Treat users to slow down fentanyl epidemic

While some of us are sitting down to Christmas dinner, there will be people looking to score a fix of their drug of choice.

While some of us are sitting down to Christmas dinner, there will be people in the Cowichan Valley out looking to score a fix of their drug of choice.

While most of us open gifts, they could, quite literally, be dying.

The Cowichan Valley isn’t immune to the fentanyl crisis that’s gripping communities across British Columbia.

We’ve always had our share of addicts, but this province has never seen so many overdoses as in recent months, and so many senseless deaths.

We’ve all heard the horror stories: children finding their parents dead one morning. The suspect? Fentanyl.

Addicts are showing up at emergency rooms as many as seven times in one day as overdose patients — this per a CBC documentary.

And already there is a stronger and more deadly drug than fentanyl: carfentanil.

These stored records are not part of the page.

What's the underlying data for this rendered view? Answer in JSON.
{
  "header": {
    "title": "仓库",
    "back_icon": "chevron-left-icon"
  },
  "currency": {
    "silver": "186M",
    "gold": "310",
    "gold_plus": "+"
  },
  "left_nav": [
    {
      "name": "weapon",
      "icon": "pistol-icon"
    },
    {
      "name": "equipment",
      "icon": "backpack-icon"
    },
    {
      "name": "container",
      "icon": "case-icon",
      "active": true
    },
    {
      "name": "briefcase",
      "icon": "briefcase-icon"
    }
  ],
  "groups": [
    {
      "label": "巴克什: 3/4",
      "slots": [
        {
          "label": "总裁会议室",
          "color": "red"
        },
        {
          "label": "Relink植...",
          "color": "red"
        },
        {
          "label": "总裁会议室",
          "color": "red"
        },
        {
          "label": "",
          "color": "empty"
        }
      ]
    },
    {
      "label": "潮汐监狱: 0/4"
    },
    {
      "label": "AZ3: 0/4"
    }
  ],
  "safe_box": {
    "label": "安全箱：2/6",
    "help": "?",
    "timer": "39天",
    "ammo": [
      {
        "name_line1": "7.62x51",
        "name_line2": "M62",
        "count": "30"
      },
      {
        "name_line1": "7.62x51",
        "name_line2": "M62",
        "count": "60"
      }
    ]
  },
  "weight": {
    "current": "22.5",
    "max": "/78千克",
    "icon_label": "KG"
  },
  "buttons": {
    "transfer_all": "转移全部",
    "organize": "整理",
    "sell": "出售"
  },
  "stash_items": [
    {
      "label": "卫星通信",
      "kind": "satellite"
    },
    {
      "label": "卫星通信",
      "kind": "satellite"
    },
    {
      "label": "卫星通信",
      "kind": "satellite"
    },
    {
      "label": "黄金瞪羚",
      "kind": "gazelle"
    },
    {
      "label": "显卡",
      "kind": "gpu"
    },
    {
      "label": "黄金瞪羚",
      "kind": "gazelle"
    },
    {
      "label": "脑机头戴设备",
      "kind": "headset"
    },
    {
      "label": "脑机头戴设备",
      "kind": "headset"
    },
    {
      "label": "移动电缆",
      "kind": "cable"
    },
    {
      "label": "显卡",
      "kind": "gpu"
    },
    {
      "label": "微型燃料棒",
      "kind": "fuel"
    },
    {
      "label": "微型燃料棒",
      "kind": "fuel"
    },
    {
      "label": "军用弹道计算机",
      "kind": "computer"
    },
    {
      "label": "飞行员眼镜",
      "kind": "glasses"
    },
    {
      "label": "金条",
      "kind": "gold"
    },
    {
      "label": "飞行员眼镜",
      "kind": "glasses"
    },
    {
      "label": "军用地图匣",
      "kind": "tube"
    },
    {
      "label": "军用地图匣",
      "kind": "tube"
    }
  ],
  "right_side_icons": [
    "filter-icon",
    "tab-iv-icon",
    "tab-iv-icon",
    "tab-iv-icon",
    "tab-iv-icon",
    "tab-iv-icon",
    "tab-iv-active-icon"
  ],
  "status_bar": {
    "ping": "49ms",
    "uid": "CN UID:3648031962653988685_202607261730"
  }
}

Many aren’t choosing to take these substances, they are added to drugs like heroin or ecstasy without the end user’s knowledge.

After all, drug dealers aren’t known to be the most honest of people. Nor the smartest, apparently, as they continue to kill off their clients in record numbers.

Data from the B.C. Coroners Service shows that 128 people died as a result of illicit drug use during November. The previous high for a single month was 82, set last January.

Total drug deaths for the year sit at 755 as of the end of November, an increase of 70 per cent over the same period last year.

Fentanyl isn’t the culprit in every single case but it is the culprit is more than half of them.

It’s truly a scourge on our society. Those on the front lines are scrambling to boost harm reduction, including supervised injection sites, handing out naloxone kits, and warning people not to take drugs alone. If you’re by yourself and you stop breathing, that’s it.

But what we also need are more drug treatment centres.

Not every addict wants to get clean. But a lot more of them do than can get into treatment in a timely manner.

We need to strike while the iron is hot, so to speak, like maybe when they’re scared after an overdose or multiple overdoses, or after seeing a friend die. Not give them time to take another hit and talk themselves out it.

But right now, we don’t have the necessary resources.

It’s great that the provincial government is finally looking at limiting the importation of pill presses, which will hopefully slow down the ability of so many people to make the stuff with relative ease.

But to really slow down this epidemic we need to take away the customers. And what they need is immediate help when they reach out.